Accademia Italiana Privacy: Inps non ha subito alcun attacco hacker

Nel giorno della richiesta di accessione al contributo di 600 euro alle Partite Iva, l'intero sistema dell’Istituto nazionale di previdenza sociale è andato in tilt. Ma non si è trattato di un cybercrime

Il sito dell’Inps in caos proprio nel giorno dell’erogazione dei 600 euro alle Partite Iva: dati di tutti i richiedenti che apparivano in chiaro, pagine che non si trovavano, disservizi vari. Morale, il portale è stato chiuso per mezza giornata. Ma cos’è successo?

«Abbiamo ricevuto nei giorni scorsi e anche stamattina violenti attacchi hacker – commenta Pasquale Tridico, presidente dell’Inps – abbiamo dovuto sospendere temporaneamente il sito dell’istituto. Nei giorni scorsi abbiamo informato le autorità di sicurezza nazionale, polizia e ministri vigilanti».







Ma per quale motivo gli hacker avrebbero fatto entrare i singoli utenti nelle aree protette di altri utenti? Un simile atteggiamento senza lucro o possibilità di mercanteggiare i dati non è da criminali informatici, e sul dark web non c’è traccia dei dati del portale Inps. Senza contare che LulzsecIta e Anonymous hann comunicato la loro posizione: Caro @INPS_it, vorremmo prenderci il merito di aver buttato giù il vostro sito web, ma la verità è che siete talmente incapaci che avete fatto tutto da soli, togliendoci il divertimento!”.

Sulla questione sono intervenuti il Presidente dell’Accademia Italiana Privacy Alessandro Papini e l’ Avv. Gianni Dell’Aiuto, che hanno spiegato che potrebbe essere avvenuto un banalissimo sovraccarico di banda, perché chi dovrebbe bilanciare le risorse di accessibilità con le previsioni di accesso non è stato messo nelle condizioni di valutare quello che sarebbe successo causando un collo di bottiglia colossale. Qualche pagina di codice scritto in fretta e furia senza il necessario debug e qualche utente smanettone che ha fatto un paio di click in più sul portale ha fatto il resto, lasciando nel caos uno dei portali piu importanti della pubblica amministrazione italiana e facendo fare una figura meschina ai suoi vertici.

«Un valzer di bugie, menzogne false accuse e mezze verità – chiosa l’Accademia Italiana Privacy – che mette in risalto ancora una volta l’insufficiente gestione digitale italiana che ancora oggi è dannatamente inadeguata».

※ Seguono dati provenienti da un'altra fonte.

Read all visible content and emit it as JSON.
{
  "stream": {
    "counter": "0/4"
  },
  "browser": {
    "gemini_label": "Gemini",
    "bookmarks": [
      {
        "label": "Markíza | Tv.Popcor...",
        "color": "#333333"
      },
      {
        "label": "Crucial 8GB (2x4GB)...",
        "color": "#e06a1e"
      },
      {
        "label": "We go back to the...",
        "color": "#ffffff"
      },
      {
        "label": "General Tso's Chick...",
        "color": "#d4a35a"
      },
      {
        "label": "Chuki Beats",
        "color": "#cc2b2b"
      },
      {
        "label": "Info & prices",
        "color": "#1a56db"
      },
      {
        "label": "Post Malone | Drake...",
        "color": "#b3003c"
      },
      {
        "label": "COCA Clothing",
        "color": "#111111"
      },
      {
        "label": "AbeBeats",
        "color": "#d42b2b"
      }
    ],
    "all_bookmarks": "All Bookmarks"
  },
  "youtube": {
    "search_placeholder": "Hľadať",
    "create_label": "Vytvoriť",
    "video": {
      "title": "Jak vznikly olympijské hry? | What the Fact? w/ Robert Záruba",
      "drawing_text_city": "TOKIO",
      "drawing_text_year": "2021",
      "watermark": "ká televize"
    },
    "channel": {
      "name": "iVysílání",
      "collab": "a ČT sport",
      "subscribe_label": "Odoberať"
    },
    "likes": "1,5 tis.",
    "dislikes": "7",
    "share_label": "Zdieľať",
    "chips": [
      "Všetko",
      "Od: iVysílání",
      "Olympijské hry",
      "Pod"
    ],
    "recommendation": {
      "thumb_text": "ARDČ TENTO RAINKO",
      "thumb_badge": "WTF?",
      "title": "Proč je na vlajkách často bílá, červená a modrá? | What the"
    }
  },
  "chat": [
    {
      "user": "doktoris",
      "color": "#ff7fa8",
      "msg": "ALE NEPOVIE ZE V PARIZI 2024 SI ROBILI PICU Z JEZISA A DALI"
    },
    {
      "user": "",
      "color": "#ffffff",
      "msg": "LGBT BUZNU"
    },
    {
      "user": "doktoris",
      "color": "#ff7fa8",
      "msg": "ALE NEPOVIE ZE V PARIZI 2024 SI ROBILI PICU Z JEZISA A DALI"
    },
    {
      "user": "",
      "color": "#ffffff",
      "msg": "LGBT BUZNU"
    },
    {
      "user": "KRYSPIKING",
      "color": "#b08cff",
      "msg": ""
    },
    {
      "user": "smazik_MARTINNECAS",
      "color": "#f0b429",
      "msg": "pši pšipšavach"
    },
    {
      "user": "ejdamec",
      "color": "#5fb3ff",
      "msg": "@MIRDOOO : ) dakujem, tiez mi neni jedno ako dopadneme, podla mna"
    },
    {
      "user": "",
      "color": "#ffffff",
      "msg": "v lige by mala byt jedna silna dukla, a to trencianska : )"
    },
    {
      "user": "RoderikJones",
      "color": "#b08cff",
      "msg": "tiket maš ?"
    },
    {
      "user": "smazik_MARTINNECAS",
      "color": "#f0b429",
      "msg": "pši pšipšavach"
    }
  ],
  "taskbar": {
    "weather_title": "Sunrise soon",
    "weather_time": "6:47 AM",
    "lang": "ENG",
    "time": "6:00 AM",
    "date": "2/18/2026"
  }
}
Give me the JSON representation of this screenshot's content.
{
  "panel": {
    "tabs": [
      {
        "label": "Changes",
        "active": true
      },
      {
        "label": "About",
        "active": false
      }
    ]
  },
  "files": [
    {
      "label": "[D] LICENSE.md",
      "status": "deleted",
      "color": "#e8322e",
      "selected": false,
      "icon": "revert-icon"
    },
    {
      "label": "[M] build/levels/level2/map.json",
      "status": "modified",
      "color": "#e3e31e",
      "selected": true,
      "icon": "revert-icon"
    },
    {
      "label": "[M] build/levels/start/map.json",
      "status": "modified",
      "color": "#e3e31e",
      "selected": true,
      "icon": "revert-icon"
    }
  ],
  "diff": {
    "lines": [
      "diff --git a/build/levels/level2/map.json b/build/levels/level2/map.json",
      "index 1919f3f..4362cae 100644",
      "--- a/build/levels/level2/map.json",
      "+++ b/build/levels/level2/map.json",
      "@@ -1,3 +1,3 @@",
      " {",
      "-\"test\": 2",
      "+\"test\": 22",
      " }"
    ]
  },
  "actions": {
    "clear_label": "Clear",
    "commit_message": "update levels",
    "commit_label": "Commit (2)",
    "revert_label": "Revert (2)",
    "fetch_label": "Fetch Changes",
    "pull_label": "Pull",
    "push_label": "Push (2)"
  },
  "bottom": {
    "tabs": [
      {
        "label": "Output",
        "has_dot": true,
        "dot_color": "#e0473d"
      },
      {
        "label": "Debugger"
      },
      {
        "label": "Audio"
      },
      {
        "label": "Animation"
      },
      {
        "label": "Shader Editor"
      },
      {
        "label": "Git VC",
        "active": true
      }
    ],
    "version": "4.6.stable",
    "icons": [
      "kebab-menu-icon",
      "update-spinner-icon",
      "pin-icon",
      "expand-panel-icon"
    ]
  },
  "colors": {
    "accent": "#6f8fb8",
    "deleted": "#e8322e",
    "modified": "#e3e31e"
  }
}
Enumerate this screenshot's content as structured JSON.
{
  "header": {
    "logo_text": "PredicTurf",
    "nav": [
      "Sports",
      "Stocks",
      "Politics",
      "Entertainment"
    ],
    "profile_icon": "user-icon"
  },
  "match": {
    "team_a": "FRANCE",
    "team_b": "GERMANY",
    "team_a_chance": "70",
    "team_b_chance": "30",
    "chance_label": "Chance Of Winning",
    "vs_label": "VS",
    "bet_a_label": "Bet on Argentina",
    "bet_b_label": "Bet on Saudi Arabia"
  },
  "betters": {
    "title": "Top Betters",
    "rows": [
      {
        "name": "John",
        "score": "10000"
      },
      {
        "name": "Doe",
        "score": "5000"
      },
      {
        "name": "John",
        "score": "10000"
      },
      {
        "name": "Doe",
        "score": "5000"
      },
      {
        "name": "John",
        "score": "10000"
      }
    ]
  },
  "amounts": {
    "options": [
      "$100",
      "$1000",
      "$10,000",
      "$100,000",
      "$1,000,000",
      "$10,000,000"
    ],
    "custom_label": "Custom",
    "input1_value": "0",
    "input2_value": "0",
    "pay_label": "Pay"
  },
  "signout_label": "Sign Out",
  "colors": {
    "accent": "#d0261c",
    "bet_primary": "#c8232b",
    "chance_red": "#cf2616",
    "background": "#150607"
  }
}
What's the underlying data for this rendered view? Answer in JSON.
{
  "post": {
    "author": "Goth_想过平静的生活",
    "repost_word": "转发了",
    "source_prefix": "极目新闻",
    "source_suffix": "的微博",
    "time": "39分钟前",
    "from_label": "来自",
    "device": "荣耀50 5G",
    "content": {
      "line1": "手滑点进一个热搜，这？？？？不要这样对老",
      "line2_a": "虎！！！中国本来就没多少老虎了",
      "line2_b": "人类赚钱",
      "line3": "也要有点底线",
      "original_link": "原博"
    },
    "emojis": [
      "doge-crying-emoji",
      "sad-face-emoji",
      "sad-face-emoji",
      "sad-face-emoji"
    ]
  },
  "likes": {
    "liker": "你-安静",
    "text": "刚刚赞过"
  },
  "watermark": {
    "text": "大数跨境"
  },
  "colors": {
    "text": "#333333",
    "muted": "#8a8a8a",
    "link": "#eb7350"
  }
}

Possibili conseguenze? Sanzioni nei confronti dell’Inps che, specialmente in questo momento, sarebbero a dir poco catastrofiche e inopportune, specialmente se pensiamo qual è la fonte di introiti dell’Istituto. Altra grave conseguenza per gli utenti. In questo caso oltre alle comunicazioni agli utenti viene da chiedersi cosa possa derivare se i dati entrassero nella disponibilità di qualcuno malintenzionato sul Dark web.

«Non vorremmo ripeterci: i dati personali altrui vanno protetti senza se e senza ma – continua la nota dell’Accademia – con adeguate soluzioni perimetrali, con personale adeguatamente formato e dotato delle migliori tecnologie, e predisponendo anche gli strumenti giuridici necessari per far fronte a situazioni del genere che potrebbero ripetersi a breve. E le casse private o di altri enti sono ancora più a rischio. Quando l’emergenza del Covid-19 sarà finita ci piacerebbe ripartire dall’articolo 82 del GDPR. Chissà, e in che misura, sarà tenuto al risarcimento dei danni per milioni di danneggiati. Gli enti si saranno cautelati con procedure interne adeguate e lettere di incarico che abbiano definito le responsabilità individuali?».